La Cassazione e l'annullamento senza rinvio
Tra le modifiche operate sul piano delle norme processuali penali dalla l. 23.6.2017, n. 103 deve ricomprendersi anche la nuova formulazione dell’art. 620, co. 1, c.p.p. dettato con specifico riferimento all’epilogo del giudizio di legittimità caratterizzato dall’annullamento senza rinvio del provvedimento impugnato. In particolare, la modifica è intervenuta con riguardo alla lett. l) della norma, quale previsione originariamente strutturata in termini di “chiusura” rispetto a quelle specificamente menzionate, laddove il legislatore, nell’affidare alla Corte la valutazione, in precedenza non espressamente contemplata, sulla possibilità di decidere il ricorso senza necessità di «ulteriori accertamenti di fatto» e, dunque, senza ulteriori epiloghi nelle fasi di merito. È peraltro compito dell’interprete cercare di comprendere se e come la ragione “deflattiva” ispiratrice della novella, espressamente menzionata, del resto, dalla stessa relazione di accompagnamento al d.d.l., non nasconda, al suo interno, la “spia” di un possibile mutamento dello stesso giudizio di legittimità e dei suoi limiti cognitivi tanto più singolare in quanto determinato da esigenze di sollecita celebrazione dei giudizi di merito.
L’art. 1, co. 67, l. n.103/2017 ha modificato l’art. 623, co. 1, c.p.p., dedicato all’epilogo decisorio del giudizio di cassazione consistente nell’annullamento senza rinvio della sentenza impugnata e formulato, a mo’ di elenco, attraverso la enunciazione dei singoli e specifici casi che legittimano tale soluzione; la novella ha in particolare interessato la lettera l) della norma che, in precedenza, consentiva l’annullamento senza rinvio «in ogni altro caso in cui la corte» ritenesse «superfluo il rinvio ovvero» potesse «essa medesima procedere alla determinazione della pena o dare i provvedimenti necessari». La disposizione, rimasta immutata sino alla modifica appena ricordata, riprendeva, con la sola aggiunta dell’espresso riferimento alla determinazione della pena, quanto già l’art. 539, co. 1, n.9, c.p.p. del 1930, innovando i modelli di epilogo contenuti nei codici del 1865 e del 1913, aveva previsto, disponendosi infatti che l’annullamento senza rinvio operasse laddove la Corte ritenesse superfluo il rinvio ovvero potesse essa medesima, nei limiti della propria competenza, «dare i provvedimenti necessari». A seguito della riforma del 2017, il testo attuale prevede dunque l’annullamento senza rinvio «se la corte ritiene di poter decidere, non essendo necessari ulteriori accertamenti di fatto, o di rideterminare la pena sulla base delle statuizioni del giudice di merito o di adottare i provvedimenti necessari, e in ogni altro caso in cui ritiene superfluo il rinvio».

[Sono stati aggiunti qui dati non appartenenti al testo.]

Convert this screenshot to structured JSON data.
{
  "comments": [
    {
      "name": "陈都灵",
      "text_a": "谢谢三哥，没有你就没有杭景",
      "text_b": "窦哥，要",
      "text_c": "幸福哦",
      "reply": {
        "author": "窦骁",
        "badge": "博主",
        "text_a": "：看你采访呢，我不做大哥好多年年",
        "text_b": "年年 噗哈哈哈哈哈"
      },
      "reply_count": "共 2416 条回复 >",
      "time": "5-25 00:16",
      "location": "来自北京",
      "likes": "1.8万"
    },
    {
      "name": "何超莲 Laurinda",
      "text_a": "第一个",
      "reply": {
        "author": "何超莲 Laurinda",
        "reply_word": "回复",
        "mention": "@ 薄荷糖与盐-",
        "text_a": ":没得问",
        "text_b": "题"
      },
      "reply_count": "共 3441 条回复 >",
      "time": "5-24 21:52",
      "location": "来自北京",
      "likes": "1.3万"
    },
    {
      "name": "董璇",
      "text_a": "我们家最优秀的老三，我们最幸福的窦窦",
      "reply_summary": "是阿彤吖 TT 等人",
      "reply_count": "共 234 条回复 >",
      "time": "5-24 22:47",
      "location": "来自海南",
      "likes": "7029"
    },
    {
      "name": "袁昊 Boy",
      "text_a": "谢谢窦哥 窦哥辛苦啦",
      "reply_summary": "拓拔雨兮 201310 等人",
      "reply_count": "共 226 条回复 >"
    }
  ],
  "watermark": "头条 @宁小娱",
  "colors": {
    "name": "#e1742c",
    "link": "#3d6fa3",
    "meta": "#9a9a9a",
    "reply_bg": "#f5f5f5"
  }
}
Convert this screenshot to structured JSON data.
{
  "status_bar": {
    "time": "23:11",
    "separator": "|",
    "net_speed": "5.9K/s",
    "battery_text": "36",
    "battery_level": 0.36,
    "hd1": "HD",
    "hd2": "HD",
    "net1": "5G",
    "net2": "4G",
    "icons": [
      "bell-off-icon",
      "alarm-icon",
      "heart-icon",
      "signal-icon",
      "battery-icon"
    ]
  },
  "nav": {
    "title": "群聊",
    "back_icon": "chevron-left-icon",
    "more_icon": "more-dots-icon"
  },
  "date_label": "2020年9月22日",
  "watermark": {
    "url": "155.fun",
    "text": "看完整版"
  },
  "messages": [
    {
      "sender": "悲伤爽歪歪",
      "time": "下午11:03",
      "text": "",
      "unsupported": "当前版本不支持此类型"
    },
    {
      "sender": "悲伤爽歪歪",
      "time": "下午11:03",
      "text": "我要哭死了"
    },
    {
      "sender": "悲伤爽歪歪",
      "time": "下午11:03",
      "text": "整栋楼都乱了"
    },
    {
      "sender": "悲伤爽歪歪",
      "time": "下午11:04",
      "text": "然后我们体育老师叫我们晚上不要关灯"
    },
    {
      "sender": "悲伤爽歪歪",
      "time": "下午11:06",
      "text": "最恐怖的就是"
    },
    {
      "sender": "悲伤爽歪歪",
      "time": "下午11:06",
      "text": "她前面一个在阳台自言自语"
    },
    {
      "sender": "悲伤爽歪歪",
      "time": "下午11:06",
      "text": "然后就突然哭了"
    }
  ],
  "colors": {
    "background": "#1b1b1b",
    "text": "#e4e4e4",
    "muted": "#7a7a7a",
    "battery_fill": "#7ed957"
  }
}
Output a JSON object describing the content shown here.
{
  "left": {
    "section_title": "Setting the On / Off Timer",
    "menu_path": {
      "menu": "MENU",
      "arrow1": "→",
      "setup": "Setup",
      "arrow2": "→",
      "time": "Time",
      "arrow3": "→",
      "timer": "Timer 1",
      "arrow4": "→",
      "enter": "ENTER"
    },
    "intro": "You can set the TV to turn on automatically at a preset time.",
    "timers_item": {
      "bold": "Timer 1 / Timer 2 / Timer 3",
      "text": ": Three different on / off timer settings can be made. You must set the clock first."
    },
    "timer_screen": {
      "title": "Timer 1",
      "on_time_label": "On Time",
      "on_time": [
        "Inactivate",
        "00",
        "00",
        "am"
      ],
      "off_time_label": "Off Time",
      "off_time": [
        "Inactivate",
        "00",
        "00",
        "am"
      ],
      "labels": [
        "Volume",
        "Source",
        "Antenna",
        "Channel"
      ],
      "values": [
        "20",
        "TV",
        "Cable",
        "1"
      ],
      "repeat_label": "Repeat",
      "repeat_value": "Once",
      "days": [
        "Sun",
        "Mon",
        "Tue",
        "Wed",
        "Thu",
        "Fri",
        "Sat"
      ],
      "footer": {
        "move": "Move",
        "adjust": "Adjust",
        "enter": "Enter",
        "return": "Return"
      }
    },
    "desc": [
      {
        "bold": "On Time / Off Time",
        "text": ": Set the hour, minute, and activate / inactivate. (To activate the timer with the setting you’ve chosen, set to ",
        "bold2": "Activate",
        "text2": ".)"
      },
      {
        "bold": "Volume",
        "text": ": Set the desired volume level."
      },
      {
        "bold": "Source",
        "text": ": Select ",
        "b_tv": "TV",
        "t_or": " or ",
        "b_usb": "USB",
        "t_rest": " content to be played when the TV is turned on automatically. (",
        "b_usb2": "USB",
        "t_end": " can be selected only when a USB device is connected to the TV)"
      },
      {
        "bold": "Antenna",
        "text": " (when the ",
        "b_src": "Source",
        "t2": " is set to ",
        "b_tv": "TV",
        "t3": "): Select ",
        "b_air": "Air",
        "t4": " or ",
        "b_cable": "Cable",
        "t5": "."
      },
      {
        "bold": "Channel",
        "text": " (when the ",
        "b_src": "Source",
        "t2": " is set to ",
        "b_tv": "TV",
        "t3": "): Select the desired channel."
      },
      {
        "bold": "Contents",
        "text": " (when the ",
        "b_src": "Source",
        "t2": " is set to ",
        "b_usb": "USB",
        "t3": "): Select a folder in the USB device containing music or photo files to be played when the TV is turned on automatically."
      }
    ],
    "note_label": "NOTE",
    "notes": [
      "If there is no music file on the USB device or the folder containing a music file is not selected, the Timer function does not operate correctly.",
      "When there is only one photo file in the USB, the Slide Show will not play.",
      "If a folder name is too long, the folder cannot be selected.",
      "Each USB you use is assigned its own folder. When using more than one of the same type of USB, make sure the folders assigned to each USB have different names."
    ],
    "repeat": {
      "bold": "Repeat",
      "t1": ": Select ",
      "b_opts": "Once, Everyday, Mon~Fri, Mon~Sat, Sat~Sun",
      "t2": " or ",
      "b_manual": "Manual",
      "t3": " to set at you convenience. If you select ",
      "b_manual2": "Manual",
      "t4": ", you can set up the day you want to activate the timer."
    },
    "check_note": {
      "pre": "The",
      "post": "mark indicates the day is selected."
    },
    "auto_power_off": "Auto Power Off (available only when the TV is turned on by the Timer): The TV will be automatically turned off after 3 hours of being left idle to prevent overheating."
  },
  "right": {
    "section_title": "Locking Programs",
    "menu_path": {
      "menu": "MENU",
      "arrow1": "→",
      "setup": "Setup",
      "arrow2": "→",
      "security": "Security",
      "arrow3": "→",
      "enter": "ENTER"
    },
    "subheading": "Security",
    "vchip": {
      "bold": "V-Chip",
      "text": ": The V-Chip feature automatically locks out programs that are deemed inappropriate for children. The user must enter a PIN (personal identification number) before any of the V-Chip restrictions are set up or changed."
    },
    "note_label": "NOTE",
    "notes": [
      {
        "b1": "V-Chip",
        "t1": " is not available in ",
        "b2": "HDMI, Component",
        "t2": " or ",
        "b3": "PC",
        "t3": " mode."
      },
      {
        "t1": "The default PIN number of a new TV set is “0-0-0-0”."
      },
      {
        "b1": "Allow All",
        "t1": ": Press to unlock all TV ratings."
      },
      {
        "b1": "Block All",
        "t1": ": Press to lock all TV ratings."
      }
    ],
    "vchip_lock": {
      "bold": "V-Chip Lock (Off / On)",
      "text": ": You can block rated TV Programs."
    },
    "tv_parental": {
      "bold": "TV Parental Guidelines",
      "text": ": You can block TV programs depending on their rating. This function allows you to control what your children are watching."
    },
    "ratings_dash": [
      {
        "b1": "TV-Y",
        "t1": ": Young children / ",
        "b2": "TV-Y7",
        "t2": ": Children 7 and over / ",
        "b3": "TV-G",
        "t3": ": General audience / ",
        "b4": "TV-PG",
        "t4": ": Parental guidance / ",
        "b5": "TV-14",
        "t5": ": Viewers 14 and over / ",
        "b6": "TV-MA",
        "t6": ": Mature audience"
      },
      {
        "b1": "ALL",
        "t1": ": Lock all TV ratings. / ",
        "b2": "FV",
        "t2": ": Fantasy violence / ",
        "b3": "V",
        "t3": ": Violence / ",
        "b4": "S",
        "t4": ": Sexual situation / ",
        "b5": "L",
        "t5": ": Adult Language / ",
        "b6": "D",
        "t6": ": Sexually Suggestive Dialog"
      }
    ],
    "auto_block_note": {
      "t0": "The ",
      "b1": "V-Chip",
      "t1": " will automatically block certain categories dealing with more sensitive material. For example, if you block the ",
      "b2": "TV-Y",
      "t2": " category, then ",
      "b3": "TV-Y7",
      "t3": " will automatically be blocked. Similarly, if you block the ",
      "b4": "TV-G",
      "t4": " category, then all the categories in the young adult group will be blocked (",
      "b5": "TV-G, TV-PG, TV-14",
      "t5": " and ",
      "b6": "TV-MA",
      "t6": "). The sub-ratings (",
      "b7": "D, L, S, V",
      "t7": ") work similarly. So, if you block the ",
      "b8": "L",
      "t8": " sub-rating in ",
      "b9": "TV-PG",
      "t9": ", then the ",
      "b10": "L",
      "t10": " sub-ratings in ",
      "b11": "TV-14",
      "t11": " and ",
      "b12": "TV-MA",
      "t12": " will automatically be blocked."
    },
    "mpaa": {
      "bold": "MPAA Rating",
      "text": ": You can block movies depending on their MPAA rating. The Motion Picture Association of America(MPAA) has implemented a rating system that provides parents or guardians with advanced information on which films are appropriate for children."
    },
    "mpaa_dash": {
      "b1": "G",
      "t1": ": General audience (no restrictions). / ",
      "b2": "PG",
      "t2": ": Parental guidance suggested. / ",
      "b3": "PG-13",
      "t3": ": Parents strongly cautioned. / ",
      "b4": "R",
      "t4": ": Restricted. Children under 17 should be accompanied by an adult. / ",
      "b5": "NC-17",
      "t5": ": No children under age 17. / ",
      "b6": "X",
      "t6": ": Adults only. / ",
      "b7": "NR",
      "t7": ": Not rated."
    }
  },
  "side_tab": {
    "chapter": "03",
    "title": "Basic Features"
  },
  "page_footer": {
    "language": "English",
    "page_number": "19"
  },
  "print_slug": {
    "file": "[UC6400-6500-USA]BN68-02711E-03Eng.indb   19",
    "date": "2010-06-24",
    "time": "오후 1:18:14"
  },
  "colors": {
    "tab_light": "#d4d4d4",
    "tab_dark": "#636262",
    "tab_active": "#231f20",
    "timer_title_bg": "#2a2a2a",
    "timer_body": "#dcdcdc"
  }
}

Il nuovo testo contempla fondamentalmente quattro ipotesi di annullamento senza rinvio, rispettivamente consistenti nelle circostanze che la Corte: ritenga di poter decidere; ritenga di rideterminare la pena; ritenga di adottare i provvedimenti necessari; ritenga in ogni altro caso superfluo il rinvio. Oltre a doversi segnalare la ristrutturazione della norma con riguardo alle ipotesi contemplate ed al loro ordine di elencazione, variato rispetto a quello precedente, e su cui si dirà più oltre, non sembra senza significato la soppressione dell’incipit che originariamente apriva la norma, e che per il suo contenuto («in ogni altro caso») segnalava la natura di disposizione residuale e fondamentalmente indeterminata rispetto a quelle menzionate nelle lettere precedenti (e relative, invece, a casi specificamente tipizzati), e lo spostamento della locuzione alla fine del periodo. Con ciò il legislatore sembra avere inteso porre l’ultima ipotesi della lett. l) sullo stesso piano delle altre, quasi come stimolo ad una utilizzazione non confinata a casi estremi: anche una tale variazione, dunque, pare concorrere nel senso della lettura della nuova disposizione come fondamentalmente volta ad ampliare i poteri di annullamento senza rinvio della Corte, come sottolineato da tutta la dottrina all’indomani della riforma1.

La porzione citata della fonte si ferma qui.